The hardest lesson, and the thing I feel like God has been working through recently, is that we learn in loss.

We learn in dealing with our kids and their emotions in the hard stuff of life.  We face down the bullies, the mean kids, the ones who find a need to break hearts.

Carter’s passion is baseball (he plays on a tournament and a travel team).  This had led to valuable lessons on adversity, victory, and defeat. Kids need to learn how to lose, that it is not all about them and they are a part of a team.  They need to learn empathy and, as they do, we do as well.

There are moments when you’re tired.  The last button is pushed, you’ve separated the last fight between siblings. You are face to face, loud, emotional and tears are shed. You walk away.  All the old ghosts appear and you question your competency in the first place.  Shouldn’t they have a license or something for this?

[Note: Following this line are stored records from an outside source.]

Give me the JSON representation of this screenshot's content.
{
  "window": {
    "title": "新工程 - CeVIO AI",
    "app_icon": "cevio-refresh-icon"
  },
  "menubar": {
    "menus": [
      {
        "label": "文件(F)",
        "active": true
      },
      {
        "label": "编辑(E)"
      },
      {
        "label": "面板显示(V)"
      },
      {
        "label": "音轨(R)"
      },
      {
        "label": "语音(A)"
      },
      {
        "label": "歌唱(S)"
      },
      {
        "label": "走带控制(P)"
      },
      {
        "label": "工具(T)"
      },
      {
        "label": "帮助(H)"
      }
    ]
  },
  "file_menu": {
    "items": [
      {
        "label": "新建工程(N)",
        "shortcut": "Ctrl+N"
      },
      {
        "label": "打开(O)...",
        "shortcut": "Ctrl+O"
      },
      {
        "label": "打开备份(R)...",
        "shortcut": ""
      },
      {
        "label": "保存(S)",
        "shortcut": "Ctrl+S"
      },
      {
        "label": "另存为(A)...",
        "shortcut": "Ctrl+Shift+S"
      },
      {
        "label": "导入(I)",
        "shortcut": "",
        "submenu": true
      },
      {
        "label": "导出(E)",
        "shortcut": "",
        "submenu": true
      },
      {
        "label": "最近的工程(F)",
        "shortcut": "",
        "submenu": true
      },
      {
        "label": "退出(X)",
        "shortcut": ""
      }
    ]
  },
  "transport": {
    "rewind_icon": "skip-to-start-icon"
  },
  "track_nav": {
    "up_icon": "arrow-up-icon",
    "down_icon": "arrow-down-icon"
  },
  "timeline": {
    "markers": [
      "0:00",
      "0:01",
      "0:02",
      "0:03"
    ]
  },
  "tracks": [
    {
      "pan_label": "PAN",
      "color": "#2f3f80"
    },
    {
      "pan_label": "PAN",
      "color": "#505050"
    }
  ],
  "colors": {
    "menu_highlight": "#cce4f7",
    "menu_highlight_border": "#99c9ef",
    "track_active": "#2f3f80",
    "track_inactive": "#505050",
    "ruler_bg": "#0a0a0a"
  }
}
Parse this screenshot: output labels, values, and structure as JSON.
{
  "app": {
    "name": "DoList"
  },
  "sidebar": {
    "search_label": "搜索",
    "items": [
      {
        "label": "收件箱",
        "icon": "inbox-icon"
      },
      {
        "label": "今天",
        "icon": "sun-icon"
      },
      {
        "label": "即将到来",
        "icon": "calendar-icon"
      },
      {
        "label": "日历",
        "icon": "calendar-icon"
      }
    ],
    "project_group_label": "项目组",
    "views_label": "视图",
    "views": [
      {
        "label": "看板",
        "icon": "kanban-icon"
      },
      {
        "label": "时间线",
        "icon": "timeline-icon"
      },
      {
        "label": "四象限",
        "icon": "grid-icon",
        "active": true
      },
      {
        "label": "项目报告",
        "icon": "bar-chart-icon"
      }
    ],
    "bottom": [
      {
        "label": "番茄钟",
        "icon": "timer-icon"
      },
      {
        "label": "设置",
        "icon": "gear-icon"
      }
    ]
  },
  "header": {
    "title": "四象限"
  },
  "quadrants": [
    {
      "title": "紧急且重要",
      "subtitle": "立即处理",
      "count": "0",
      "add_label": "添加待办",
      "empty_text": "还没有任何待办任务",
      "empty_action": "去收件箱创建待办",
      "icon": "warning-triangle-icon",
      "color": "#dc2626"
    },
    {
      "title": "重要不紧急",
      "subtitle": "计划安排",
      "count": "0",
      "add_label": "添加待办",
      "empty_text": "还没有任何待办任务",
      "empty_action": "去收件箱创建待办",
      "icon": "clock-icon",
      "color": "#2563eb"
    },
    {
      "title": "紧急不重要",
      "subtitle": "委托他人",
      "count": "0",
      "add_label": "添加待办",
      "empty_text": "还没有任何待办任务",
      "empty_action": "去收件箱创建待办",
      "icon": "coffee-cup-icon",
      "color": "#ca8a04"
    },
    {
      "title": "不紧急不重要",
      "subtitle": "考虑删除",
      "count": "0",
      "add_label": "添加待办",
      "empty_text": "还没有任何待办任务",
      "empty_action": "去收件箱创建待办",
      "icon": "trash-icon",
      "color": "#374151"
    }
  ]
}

Then before bed they walk over to you and say “I’m sorry daddy. I love you.” And they hug you and your heart breaks and mends in one moment.

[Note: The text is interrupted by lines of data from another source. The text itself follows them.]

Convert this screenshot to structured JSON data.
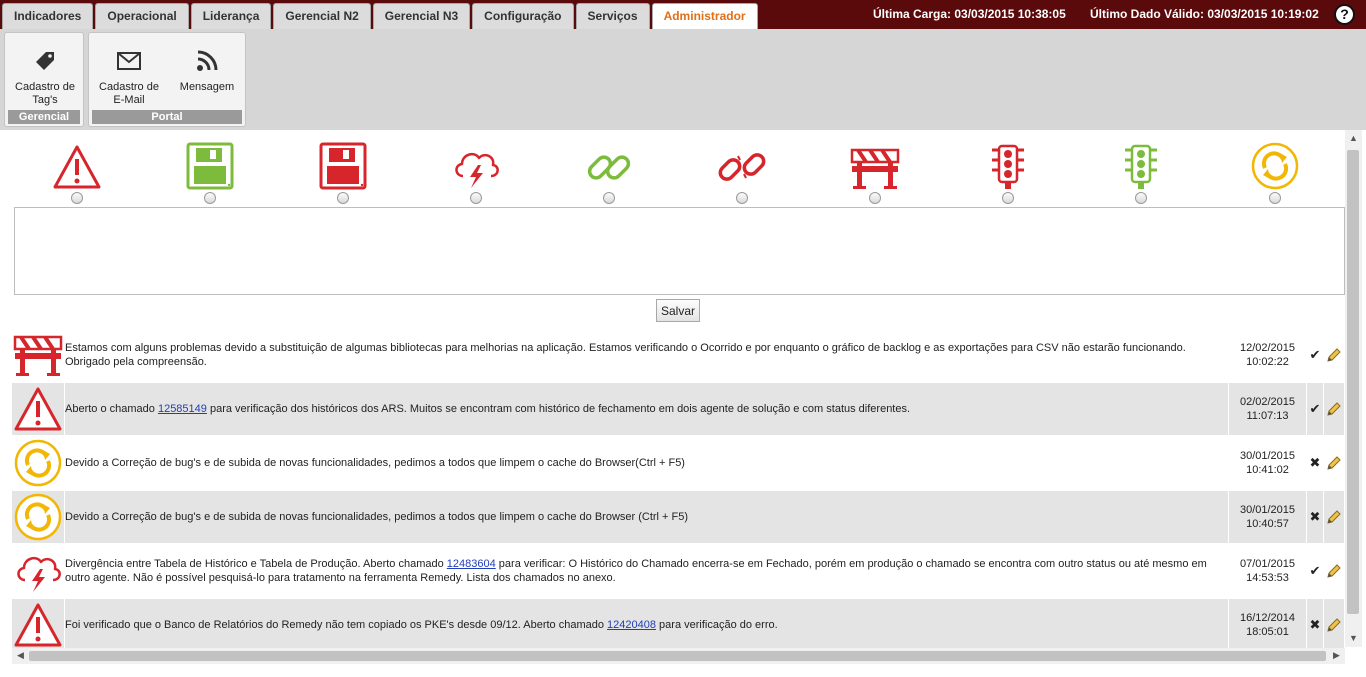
{
  "nav": {
    "tabs": [
      {
        "label": "Indicadores"
      },
      {
        "label": "Operacional"
      },
      {
        "label": "Liderança"
      },
      {
        "label": "Gerencial N2"
      },
      {
        "label": "Gerencial N3"
      },
      {
        "label": "Configuração"
      },
      {
        "label": "Serviços"
      },
      {
        "label": "Administrador",
        "active": true
      }
    ],
    "last_load": "Última Carga: 03/03/2015 10:38:05",
    "last_valid": "Último Dado Válido: 03/03/2015 10:19:02",
    "help": "?"
  },
  "ribbon": {
    "groups": [
      {
        "label": "Gerencial",
        "buttons": [
          {
            "label": "Cadastro de Tag's",
            "icon": "tag-icon"
          }
        ]
      },
      {
        "label": "Portal",
        "buttons": [
          {
            "label": "Cadastro de E-Mail",
            "icon": "envelope-icon"
          },
          {
            "label": "Mensagem",
            "icon": "rss-icon"
          }
        ]
      }
    ]
  },
  "icon_options": [
    {
      "icon": "warning-icon"
    },
    {
      "icon": "save-green-icon"
    },
    {
      "icon": "save-red-icon"
    },
    {
      "icon": "storm-icon"
    },
    {
      "icon": "link-green-icon"
    },
    {
      "icon": "broken-link-icon"
    },
    {
      "icon": "barrier-icon"
    },
    {
      "icon": "traffic-light-red-icon"
    },
    {
      "icon": "traffic-light-green-icon"
    },
    {
      "icon": "refresh-icon"
    }
  ],
  "editor": {
    "text": "",
    "save_label": "Salvar"
  },
  "messages": [
    {
      "icon": "barrier-icon",
      "text": "Estamos com alguns problemas devido a substituição de algumas bibliotecas para melhorias na aplicação. Estamos verificando o Ocorrido e por enquanto o gráfico de backlog e as exportações para CSV não estarão funcionando. Obrigado pela compreensão.",
      "date": "12/02/2015",
      "time": "10:02:22",
      "status": "✔"
    },
    {
      "icon": "warning-icon",
      "text_before": "Aberto o chamado ",
      "link": "12585149",
      "text_after": " para verificação dos históricos dos ARS. Muitos se encontram com histórico de fechamento em dois agente de solução e com status diferentes.",
      "date": "02/02/2015",
      "time": "11:07:13",
      "status": "✔"
    },
    {
      "icon": "refresh-icon",
      "text": "Devido a Correção de bug's e de subida de novas funcionalidades, pedimos a todos que limpem o cache do Browser(Ctrl + F5)",
      "date": "30/01/2015",
      "time": "10:41:02",
      "status": "✖"
    },
    {
      "icon": "refresh-icon",
      "text": "Devido a Correção de bug's e de subida de novas funcionalidades, pedimos a todos que limpem o cache do Browser (Ctrl + F5)",
      "date": "30/01/2015",
      "time": "10:40:57",
      "status": "✖"
    },
    {
      "icon": "storm-icon",
      "text_before": "Divergência entre Tabela de Histórico e Tabela de Produção. Aberto chamado ",
      "link": "12483604",
      "text_after": " para verificar: O Histórico do Chamado encerra-se em Fechado, porém em produção o chamado se encontra com outro status ou até mesmo em outro agente. Não é possível pesquisá-lo para tratamento na ferramenta Remedy. Lista dos chamados no anexo.",
      "date": "07/01/2015",
      "time": "14:53:53",
      "status": "✔"
    },
    {
      "icon": "warning-icon",
      "text_before": "Foi verificado que o Banco de Relatórios do Remedy não tem copiado os PKE's desde 09/12. Aberto chamado ",
      "link": "12420408",
      "text_after": " para verificação do erro.",
      "date": "16/12/2014",
      "time": "18:05:01",
      "status": "✖"
    }
  ],
  "colors": {
    "nav_bg": "#5a0a0a",
    "active_tab": "#e0701a",
    "red": "#d6262c",
    "green": "#7dbb3c",
    "yellow": "#f2b705"
  }
}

That’s the lesson of Father’s Day.  It isn’t the picture perfect dads that have it all together. It is making magic out of the mess, it is forgiveness and love and grace when you feel like you don’t deserve it.

It is when they teach you about yourself and you grow.

Together.

The Journey

Tonight Val and Carter leave for a long drive to Florida.  They are headed to her family reunion.  Heading back home from dropping them off, crossing under the night sky in the midst of lightning, my mind went to the concept of the Journey.

As writers we talk about the Hero’s Journey. We know that stories follow a certain flow and that, most great ones, keep to this formula.  Sometimes you’ll find a fresh take that will catch on but, looking back, the main points are the same.

On Sunday we went to the cemetery to visit the graves of my grandparents.  I stood over the marker bearing my grandfather’s name, a small American flag blowing in the wind just above it.

I thought of the days we’d spent together.

He would take me fishing in the morning, park his old truck on the side of the road, and lead me around a pond large enough that we could have room to cast our lines. We’d get home to find my grandmother had made lunch; turkey sandwiches and fresh iced tea, and we’d sit on the porch.

He’d tell me about the war, about battles and marching for miles up the middle of Italy.

We had just told him about Val being pregnant with Aiden before he was called home to Heaven.

His journey had ended as mine continued.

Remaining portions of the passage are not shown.